Maybe that's why the Spaniards conquered the New World, but we can't even manage two countries, huh? Huh?



Disclaimer: The above post is meant as entertainment only and does not reflect the editorial policy of alexwayne.com. Post should not be interpreted by certain parties as justification for the withholding of certain activities. All rights reserved. Actual researcher may not match photo. And yeah, the researcher is hot, in case you couldn't tell because of the magnifying glass.


Sunday, February 06, 2005

Return of The Bulge

One of the more humorous election "scandals" we in the media covered last year, sort of, was the "controversy" over the mysterious bulge in President Bush's jacket during the first debate.

Let's set aside that there were all kinds of true scandals we in the media might have pursued during the election but did not, instead choosing to spend our limited resources vetting the candidates' records on a 30-year-old war.

Anyway, this won't make my left-wing friends happy: apparently the New York Times was set to publish an "October surprise"-type story on the bulge but killed it because editors decided it was incomplete and/or unfair.

Lex says that if true, New York Times executive editor Bill Keller ought to be fired. But I'm kind of on Keller's side on this one.

Seems that the killed story was based on the following sources: a NASA scientist with unclear political motives who had enhanced a photo and claimed the bulge was some kind of electronic device; a manufacturer of such devices who agreed with the scientist; and a third photo analyst who also said the bulge was a device.

That's a story, but I don't think it's the kind of bulletproof knock-out punch you run five days before the election. The missing information: administration or campaign sources or documents acknowledging that Bush was wired. Tough to get, maybe even impossible? Sure. But in my book, that's the bar that's got to be met for an October surprise.
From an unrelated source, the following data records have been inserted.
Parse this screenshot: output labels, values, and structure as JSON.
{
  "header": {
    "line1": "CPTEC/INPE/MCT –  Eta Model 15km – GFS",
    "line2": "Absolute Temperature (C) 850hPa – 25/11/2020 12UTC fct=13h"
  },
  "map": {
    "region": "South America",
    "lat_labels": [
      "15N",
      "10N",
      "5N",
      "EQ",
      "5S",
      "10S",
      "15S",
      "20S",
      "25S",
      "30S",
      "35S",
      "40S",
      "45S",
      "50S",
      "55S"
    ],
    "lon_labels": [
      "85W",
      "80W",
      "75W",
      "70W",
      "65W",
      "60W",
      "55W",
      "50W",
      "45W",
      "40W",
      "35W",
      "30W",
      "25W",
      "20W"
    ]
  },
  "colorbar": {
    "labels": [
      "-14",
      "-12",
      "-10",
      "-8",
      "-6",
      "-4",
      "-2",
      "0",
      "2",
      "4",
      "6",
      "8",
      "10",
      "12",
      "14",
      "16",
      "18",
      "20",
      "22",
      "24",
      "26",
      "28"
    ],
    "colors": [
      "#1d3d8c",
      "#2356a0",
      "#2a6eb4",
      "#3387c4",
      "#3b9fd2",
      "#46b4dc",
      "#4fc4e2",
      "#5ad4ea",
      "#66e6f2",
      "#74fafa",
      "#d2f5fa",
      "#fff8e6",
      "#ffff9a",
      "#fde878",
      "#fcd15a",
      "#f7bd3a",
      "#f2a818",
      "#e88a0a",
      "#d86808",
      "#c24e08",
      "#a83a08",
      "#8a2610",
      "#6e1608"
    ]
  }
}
Saturday, February 05, 2005

Friday, February 04, 2005

Safely not on my beat

I'm going to be frank: If you don't "believe" in evolution, you are a moron. And if you are a teacher in a school with evolution in the curriculum, yet you don't teach it, you are either a moron or a chickenshit.

Here's the quick alexwayne.com evolution-versus-Creationism primer:

Yes, evolution is a theory. So is gravity. Do you "believe" in gravity? Because "believe" it or not, no one has proved why gravity is what it is.

Creationism, on the other hand, is not a theory. It's a hypothesis. Key difference: It can't be tested. It's based on faith. Which is fine, for theology. For science, not so much.

Ah, the Creationist screams: Evolution can't be observed, and thus can't be tested! Wrong-o on both counts, dumbass. (Having read it in print, I assure you that the NatGeo article is worth finding or buying -- and that it concludes, without doubt, that the answer to its own headline is "no, you moron.")

So, to the scaredy-pants teachers: If your principal or superintendent frowns on teaching evolution, grow some goddamn sack and teach the hell out of it anyway. If they fire you, sue. The ACLU and countless other organizations, I am sure, will happily leap to your defense.

And to the teachers who don't "believe" in evolution: Might I suggest the clergy as a career?

Thursday, February 03, 2005

I can't write a damn word...

... about this guy without violating a bunch of my rules for this blog and maybe getting myself fired.

Here's some totally factual context, though: To get a Congressional press credential, you have to file a two-page application with something called the Standing Committee of Correspondents, which is made up of journalists. In other words, journalists decide which journalists cover Congress. Rather than, say, the majority party.